Successful establishment of a lawn from seed is a critical component of creating a healthy lawn; however, at times good establishment can even be difficult for professionals. The potential of successfully establishing a healthy turf can be increased by paying attention to a few basic principles.
Soil testing should be the first step in any soil preparation for turf establishment. A soil test should be done well in advance of planting to allow time for adding any soil amendments that may be needed. This is the best time to add fertilizer, lime, and other mate- rials that may be needed. Rough grading of the existing soil or any new topsoil that was brought in is often necessary.
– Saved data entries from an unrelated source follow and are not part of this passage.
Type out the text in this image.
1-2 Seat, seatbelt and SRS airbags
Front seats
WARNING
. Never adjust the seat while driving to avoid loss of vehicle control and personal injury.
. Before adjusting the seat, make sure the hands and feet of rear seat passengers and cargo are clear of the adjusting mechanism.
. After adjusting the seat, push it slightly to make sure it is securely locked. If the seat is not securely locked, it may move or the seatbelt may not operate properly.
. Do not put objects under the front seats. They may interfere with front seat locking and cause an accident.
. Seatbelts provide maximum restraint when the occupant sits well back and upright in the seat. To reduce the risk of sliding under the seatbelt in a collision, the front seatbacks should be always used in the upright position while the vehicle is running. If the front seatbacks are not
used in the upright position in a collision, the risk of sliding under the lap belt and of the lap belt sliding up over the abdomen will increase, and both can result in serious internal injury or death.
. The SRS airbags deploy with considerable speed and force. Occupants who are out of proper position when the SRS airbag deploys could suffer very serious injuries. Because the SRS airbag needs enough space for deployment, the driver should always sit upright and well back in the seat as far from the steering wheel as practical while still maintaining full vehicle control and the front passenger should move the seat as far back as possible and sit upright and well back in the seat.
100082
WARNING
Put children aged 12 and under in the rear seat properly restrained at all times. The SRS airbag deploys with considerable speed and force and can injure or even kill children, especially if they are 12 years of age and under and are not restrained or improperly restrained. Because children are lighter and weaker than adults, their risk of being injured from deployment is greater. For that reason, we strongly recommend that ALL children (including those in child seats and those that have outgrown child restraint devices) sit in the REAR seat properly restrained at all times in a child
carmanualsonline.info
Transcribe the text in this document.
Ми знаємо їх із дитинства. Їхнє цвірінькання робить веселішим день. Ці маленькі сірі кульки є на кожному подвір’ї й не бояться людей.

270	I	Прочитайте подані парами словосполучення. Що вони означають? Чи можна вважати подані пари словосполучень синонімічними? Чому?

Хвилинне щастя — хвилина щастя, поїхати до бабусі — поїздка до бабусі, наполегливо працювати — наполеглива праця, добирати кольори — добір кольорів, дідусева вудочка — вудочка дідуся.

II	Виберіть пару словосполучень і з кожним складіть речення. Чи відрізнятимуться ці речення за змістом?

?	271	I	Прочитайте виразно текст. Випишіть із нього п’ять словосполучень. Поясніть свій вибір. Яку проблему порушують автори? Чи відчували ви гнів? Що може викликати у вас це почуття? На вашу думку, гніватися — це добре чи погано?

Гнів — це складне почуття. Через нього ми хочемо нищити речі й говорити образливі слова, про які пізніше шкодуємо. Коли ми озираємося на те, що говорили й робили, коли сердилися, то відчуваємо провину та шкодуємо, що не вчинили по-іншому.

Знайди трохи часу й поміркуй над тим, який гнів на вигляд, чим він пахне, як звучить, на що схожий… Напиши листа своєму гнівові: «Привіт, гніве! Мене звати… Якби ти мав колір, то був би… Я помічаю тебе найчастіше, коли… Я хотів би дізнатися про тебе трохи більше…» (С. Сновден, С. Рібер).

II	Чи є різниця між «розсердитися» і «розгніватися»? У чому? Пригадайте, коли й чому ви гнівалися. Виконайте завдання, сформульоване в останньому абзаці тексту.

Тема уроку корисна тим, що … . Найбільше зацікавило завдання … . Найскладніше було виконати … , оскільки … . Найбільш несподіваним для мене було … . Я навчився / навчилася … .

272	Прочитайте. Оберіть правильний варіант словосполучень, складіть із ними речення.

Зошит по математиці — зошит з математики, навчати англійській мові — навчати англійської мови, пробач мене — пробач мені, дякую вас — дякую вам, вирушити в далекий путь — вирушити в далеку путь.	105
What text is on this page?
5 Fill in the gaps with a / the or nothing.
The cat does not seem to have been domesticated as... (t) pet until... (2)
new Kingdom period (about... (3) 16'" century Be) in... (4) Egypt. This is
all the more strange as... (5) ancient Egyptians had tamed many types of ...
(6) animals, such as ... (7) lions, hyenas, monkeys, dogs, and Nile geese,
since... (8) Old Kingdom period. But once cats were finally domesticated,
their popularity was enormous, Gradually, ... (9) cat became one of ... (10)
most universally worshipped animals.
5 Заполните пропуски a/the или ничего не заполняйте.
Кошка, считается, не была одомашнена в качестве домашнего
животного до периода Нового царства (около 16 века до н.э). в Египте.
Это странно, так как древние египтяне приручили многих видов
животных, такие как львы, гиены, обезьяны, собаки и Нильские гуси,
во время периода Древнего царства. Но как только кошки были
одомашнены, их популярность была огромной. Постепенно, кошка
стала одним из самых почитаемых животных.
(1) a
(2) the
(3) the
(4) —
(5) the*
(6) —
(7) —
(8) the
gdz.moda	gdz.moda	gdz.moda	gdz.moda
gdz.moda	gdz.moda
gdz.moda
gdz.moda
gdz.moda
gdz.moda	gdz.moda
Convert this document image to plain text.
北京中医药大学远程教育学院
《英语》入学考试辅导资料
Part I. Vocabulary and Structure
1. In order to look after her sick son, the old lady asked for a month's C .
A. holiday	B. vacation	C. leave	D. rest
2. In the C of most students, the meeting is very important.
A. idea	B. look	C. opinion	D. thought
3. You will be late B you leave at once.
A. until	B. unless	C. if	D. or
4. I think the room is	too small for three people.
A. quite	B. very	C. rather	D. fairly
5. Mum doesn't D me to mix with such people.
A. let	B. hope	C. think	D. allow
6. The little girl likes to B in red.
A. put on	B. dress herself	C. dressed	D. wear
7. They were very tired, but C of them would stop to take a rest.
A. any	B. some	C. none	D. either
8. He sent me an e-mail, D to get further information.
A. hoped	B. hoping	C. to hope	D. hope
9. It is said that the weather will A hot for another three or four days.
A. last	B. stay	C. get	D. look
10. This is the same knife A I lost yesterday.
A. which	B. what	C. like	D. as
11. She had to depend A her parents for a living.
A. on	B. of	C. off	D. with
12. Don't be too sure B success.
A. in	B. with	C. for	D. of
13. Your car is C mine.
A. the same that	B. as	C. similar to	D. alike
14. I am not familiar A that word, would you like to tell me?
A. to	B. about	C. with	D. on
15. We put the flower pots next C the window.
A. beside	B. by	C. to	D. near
In building construction, such as around new homes, where the top soil has been removed, 4 to 8 inches of topsoil should be placed on the site prior to establishment. Once the rough grading process has been completed, a starter fertilizer should be placed on the surface and not worked into the soil. A good choice for relatively fertile soils is a 12- 25-10 fertilizer applied at a rate of 5 to 8 pounds of fertilizer per 1,000 ft². In the case of less fertile soils, where P (phosphorus) levels are relatively low, a material like 18-46-0 applied at the same rate may be more appropriate.
The time of seed application depends upon whether the grass is a cool-season or a warm-season species. Warm-season grasses established in temperate zones should be seeded in the spring as soon as soil temperatures are high enough to achieve germination. Cool-season grasses are best established in the late summer or early fall. It is important to apply the seed using the correct seeding rate.
The appropriate seeding rate is generally listed on the bag of seed. The grass seed is generally seeded on the surface and then lightly raked into the soil.
The smaller the seed, the shallower it should be planted. Very small seeds like creeping bentgrass will need to be very close to the surface, whereas larger seeds like tall fescue can emerge from depths of one half to one inch. The seed should also be spread as uniformly as possible by hand or using a mechanical spreader.
One of the keys to successful establishment is proper irrigation. The critical time is just after germination when the root system is not developed well enough to obtain sufficient moisture from the soil. Frequent irrigation is particularly important on warm windy days when the soil surface can dry out in a few hours.
The use of mulch such as straw can also help maintain adequate soil moisture during establishment.